Singleton was arrested after an undercover operation in which officers purchased gray death, according to Chief Deputy Barry Riley. He is currently being held in the Warren County Jail without bond.

Earlier this month, the Hamilton County Coroner's Office confirmed gray death's presence in Cincinnati.

Gray death, a street drug resembling concrete that surfaced last fall in Hamilton County, is often laced with heroin, fentanyl, carfentanil, furanyl fentanyl or acrylfentanyl, Hamilton County Coroner Dr. Lakshmi Sammarco said.

The drug is seven times more potent than morphine, Hamilton County Coroner’s Office spokesman Terry Daley said. It is typically light or gray in color and powdery. It got the name gray death because it can resemble cement.

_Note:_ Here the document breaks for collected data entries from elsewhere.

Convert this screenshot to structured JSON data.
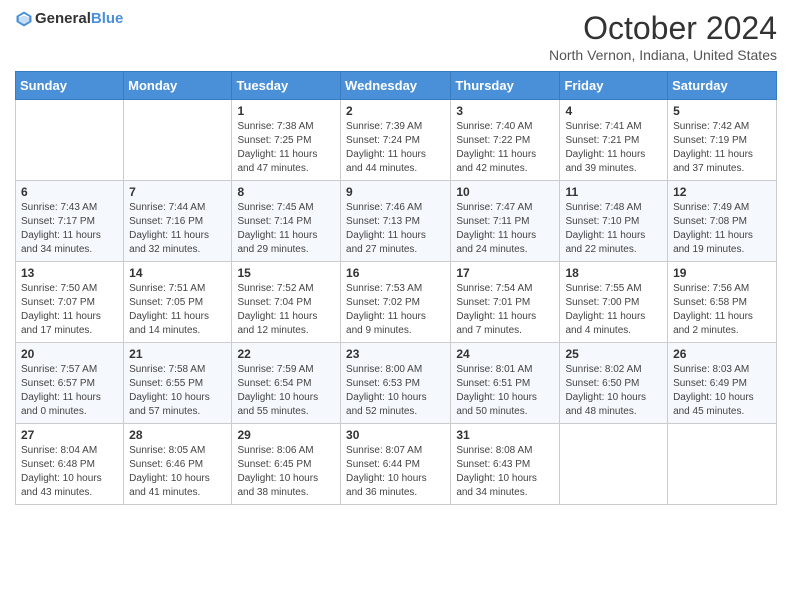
{
  "header": {
    "logo": {
      "text_general": "General",
      "text_blue": "Blue"
    },
    "title": "October 2024",
    "location": "North Vernon, Indiana, United States"
  },
  "days_of_week": [
    "Sunday",
    "Monday",
    "Tuesday",
    "Wednesday",
    "Thursday",
    "Friday",
    "Saturday"
  ],
  "weeks": [
    [
      {
        "day": "",
        "info": ""
      },
      {
        "day": "",
        "info": ""
      },
      {
        "day": "1",
        "info": "Sunrise: 7:38 AM\nSunset: 7:25 PM\nDaylight: 11 hours and 47 minutes."
      },
      {
        "day": "2",
        "info": "Sunrise: 7:39 AM\nSunset: 7:24 PM\nDaylight: 11 hours and 44 minutes."
      },
      {
        "day": "3",
        "info": "Sunrise: 7:40 AM\nSunset: 7:22 PM\nDaylight: 11 hours and 42 minutes."
      },
      {
        "day": "4",
        "info": "Sunrise: 7:41 AM\nSunset: 7:21 PM\nDaylight: 11 hours and 39 minutes."
      },
      {
        "day": "5",
        "info": "Sunrise: 7:42 AM\nSunset: 7:19 PM\nDaylight: 11 hours and 37 minutes."
      }
    ],
    [
      {
        "day": "6",
        "info": "Sunrise: 7:43 AM\nSunset: 7:17 PM\nDaylight: 11 hours and 34 minutes."
      },
      {
        "day": "7",
        "info": "Sunrise: 7:44 AM\nSunset: 7:16 PM\nDaylight: 11 hours and 32 minutes."
      },
      {
        "day": "8",
        "info": "Sunrise: 7:45 AM\nSunset: 7:14 PM\nDaylight: 11 hours and 29 minutes."
      },
      {
        "day": "9",
        "info": "Sunrise: 7:46 AM\nSunset: 7:13 PM\nDaylight: 11 hours and 27 minutes."
      },
      {
        "day": "10",
        "info": "Sunrise: 7:47 AM\nSunset: 7:11 PM\nDaylight: 11 hours and 24 minutes."
      },
      {
        "day": "11",
        "info": "Sunrise: 7:48 AM\nSunset: 7:10 PM\nDaylight: 11 hours and 22 minutes."
      },
      {
        "day": "12",
        "info": "Sunrise: 7:49 AM\nSunset: 7:08 PM\nDaylight: 11 hours and 19 minutes."
      }
    ],
    [
      {
        "day": "13",
        "info": "Sunrise: 7:50 AM\nSunset: 7:07 PM\nDaylight: 11 hours and 17 minutes."
      },
      {
        "day": "14",
        "info": "Sunrise: 7:51 AM\nSunset: 7:05 PM\nDaylight: 11 hours and 14 minutes."
      },
      {
        "day": "15",
        "info": "Sunrise: 7:52 AM\nSunset: 7:04 PM\nDaylight: 11 hours and 12 minutes."
      },
      {
        "day": "16",
        "info": "Sunrise: 7:53 AM\nSunset: 7:02 PM\nDaylight: 11 hours and 9 minutes."
      },
      {
        "day": "17",
        "info": "Sunrise: 7:54 AM\nSunset: 7:01 PM\nDaylight: 11 hours and 7 minutes."
      },
      {
        "day": "18",
        "info": "Sunrise: 7:55 AM\nSunset: 7:00 PM\nDaylight: 11 hours and 4 minutes."
      },
      {
        "day": "19",
        "info": "Sunrise: 7:56 AM\nSunset: 6:58 PM\nDaylight: 11 hours and 2 minutes."
      }
    ],
    [
      {
        "day": "20",
        "info": "Sunrise: 7:57 AM\nSunset: 6:57 PM\nDaylight: 11 hours and 0 minutes."
      },
      {
        "day": "21",
        "info": "Sunrise: 7:58 AM\nSunset: 6:55 PM\nDaylight: 10 hours and 57 minutes."
      },
      {
        "day": "22",
        "info": "Sunrise: 7:59 AM\nSunset: 6:54 PM\nDaylight: 10 hours and 55 minutes."
      },
      {
        "day": "23",
        "info": "Sunrise: 8:00 AM\nSunset: 6:53 PM\nDaylight: 10 hours and 52 minutes."
      },
      {
        "day": "24",
        "info": "Sunrise: 8:01 AM\nSunset: 6:51 PM\nDaylight: 10 hours and 50 minutes."
      },
      {
        "day": "25",
        "info": "Sunrise: 8:02 AM\nSunset: 6:50 PM\nDaylight: 10 hours and 48 minutes."
      },
      {
        "day": "26",
        "info": "Sunrise: 8:03 AM\nSunset: 6:49 PM\nDaylight: 10 hours and 45 minutes."
      }
    ],
    [
      {
        "day": "27",
        "info": "Sunrise: 8:04 AM\nSunset: 6:48 PM\nDaylight: 10 hours and 43 minutes."
      },
      {
        "day": "28",
        "info": "Sunrise: 8:05 AM\nSunset: 6:46 PM\nDaylight: 10 hours and 41 minutes."
      },
      {
        "day": "29",
        "info": "Sunrise: 8:06 AM\nSunset: 6:45 PM\nDaylight: 10 hours and 38 minutes."
      },
      {
        "day": "30",
        "info": "Sunrise: 8:07 AM\nSunset: 6:44 PM\nDaylight: 10 hours and 36 minutes."
      },
      {
        "day": "31",
        "info": "Sunrise: 8:08 AM\nSunset: 6:43 PM\nDaylight: 10 hours and 34 minutes."
      },
      {
        "day": "",
        "info": ""
      },
      {
        "day": "",
        "info": ""
      }
    ]
  ]
}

The drug's name is more often truncated to "gray" in Greater Cincinnati, Lt. Steve Saunders said. Other authorities have said the drug is showing up in southern portions of the United States and could be on the move as drug dealers look to make more money.

The coroner's office recorded 100 more opiate-related overdose deaths in 2016 than 2015, Sammarco said -- and 342 of the 403 overdoses in 2016 involved at least one kind of opiate.

The coroner’s office recorded 221 suspected drug overdoses in Hamilton County in the first four months of 2017.